Sci Rep. 2018 Jun 18 ;8(1):9302. Epub 2018 Jun 18. PMID: 29915390
Gallic acid is a trihydroxybenzoic acid found in tea leaves and some plants. Here, we report the effect of gallic acid on cardiac dysfunction and fibrosis in a mouse model of pressure overload-induced heart failure and in primary rat cardiac fibroblasts, and compare the effects of gallic acid with those of drugs used in clinics.
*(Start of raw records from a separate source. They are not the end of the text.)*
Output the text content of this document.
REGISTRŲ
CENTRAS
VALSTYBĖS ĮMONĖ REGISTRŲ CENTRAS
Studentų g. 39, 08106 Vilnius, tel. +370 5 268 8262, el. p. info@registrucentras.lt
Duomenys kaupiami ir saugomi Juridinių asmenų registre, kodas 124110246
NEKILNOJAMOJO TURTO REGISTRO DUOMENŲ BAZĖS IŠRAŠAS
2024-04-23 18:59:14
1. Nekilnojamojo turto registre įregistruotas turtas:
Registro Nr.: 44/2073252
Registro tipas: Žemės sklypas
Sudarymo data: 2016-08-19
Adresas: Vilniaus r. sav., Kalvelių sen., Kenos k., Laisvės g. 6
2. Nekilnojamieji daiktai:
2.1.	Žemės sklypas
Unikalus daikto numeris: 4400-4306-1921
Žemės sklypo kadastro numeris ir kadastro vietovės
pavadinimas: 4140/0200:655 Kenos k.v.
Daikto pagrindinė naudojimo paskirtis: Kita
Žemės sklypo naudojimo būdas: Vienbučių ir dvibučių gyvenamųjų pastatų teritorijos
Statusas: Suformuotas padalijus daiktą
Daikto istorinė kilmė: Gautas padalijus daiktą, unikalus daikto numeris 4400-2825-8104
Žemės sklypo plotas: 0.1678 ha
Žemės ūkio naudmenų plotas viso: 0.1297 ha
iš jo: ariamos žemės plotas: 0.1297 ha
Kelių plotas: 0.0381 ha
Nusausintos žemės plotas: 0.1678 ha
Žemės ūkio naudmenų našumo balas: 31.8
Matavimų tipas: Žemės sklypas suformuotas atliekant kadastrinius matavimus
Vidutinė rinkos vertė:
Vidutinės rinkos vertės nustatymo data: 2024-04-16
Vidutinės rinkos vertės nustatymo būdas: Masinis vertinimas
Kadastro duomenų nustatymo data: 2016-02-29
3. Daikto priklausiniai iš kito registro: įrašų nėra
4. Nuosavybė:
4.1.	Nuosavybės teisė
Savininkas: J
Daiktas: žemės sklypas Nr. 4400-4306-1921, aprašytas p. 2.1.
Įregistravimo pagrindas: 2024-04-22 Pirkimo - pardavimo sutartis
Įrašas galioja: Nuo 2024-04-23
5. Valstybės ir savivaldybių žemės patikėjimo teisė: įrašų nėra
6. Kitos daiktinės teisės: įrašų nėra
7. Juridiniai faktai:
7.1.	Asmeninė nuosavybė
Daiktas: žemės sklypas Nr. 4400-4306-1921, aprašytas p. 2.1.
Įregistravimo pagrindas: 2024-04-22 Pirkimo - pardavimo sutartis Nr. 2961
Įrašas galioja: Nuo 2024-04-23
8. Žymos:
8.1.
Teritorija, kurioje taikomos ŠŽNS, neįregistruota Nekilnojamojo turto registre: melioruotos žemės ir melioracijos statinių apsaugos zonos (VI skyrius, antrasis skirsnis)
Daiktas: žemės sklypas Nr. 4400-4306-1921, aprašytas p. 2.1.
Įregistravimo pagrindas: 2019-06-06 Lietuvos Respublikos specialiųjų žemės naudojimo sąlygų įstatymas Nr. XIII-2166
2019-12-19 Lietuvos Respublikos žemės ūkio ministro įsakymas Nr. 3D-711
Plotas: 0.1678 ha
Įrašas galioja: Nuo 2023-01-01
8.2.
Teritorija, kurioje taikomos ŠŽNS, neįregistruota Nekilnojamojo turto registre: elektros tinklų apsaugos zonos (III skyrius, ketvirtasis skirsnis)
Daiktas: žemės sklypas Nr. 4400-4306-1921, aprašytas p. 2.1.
Gallic acid reduces cardiac hypertrophy, dysfunction, and fibrosis induced by transverse aortic constriction (TAC) stimuli in vivo and transforming growth factorβ1 (TGF-β1) in vitro. It decreases left ventricular end-diastolic and end-systolic diameter, and recovers the reduced fractional shortening in TAC. In addition, it suppresses the expression of atrial natriuretic peptide, brain natriuretic peptide, skeletal α-actin, and β-myosin heavy chain. Administration of gallic acid decreases perivascular fibrosis, as determined by Trichrome II Blue staining, and reduces the expression of collagen type I and connective tissue growth factor. However, administration of losartan, carvedilol, and furosemide does not reduce cardiac dysfunction and fibrosisin TAC. Moreover, treatment with gallic acid inhibits fibrosis-related genes and deposition of collagen type I in TGF-β1-treated cardiac fibroblasts. These results suggest that gallic acid is a therapeutic agent for cardiac dysfunction and fibrosis in chronic heart failure.